Thursday, July 7, 2011

Gradle, Maven, and Grapes Working Together

For Groovy SPARQL and Spring Jena, I wanted to start leveraging these in little test Groovy scripts running in the console or command line.  At first, I assumed the maven install that happens in their Gradle builds would immediately be picked up by Grape.  However, Grape uses Ant+Ivy, and Ivy does not look in your maven repo by default (doesn't it seem like it should?).

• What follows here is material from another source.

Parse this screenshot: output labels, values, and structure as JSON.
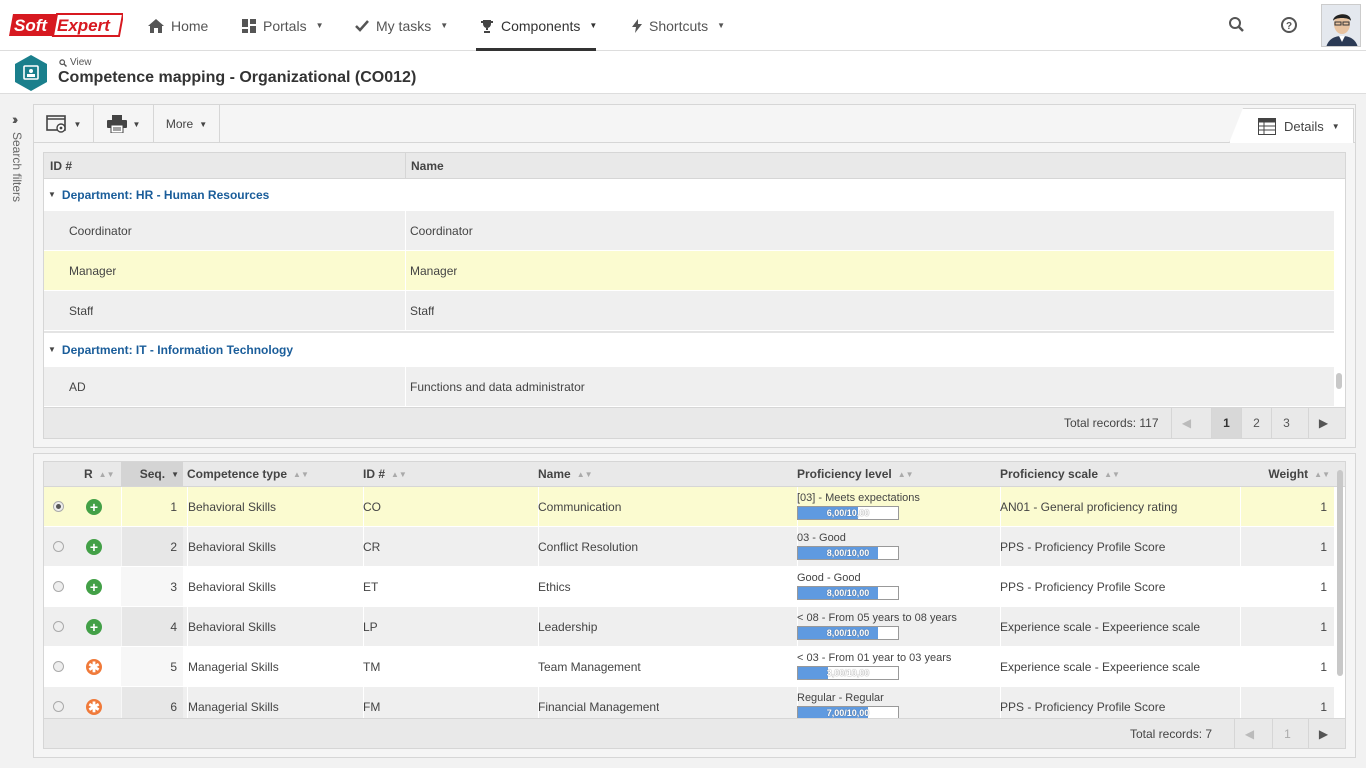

So here are the missing pieces of the puzzle:
  1. Setup your Gradle build to create a POM and install your jars into your local maven repo
  2. Add  Maven repo support to your Grape configuration.  Grape configuration is in ~/.groovy/grapeConfig.xml - and it's an Ivy file in disguise.  See [*] below for an example which is down near the bottom of the Grape documentation.
  3. Install your POM artifacts into Grape.  For Groovy SPARQL, the command is:    grape install org.codehaus.groovy.sparql groovy-sparql 0.1
  4. Now you can use Grape, e.g. @Grab('org.codehaus.groovy.sparql:groovy-sparql:0.1')

You can also use grape list to see what jars are now available.

All in all, this makes tools like the Groovy Console an excellent REPL for both Java, Groovy, and presumably other Java polyglot programming.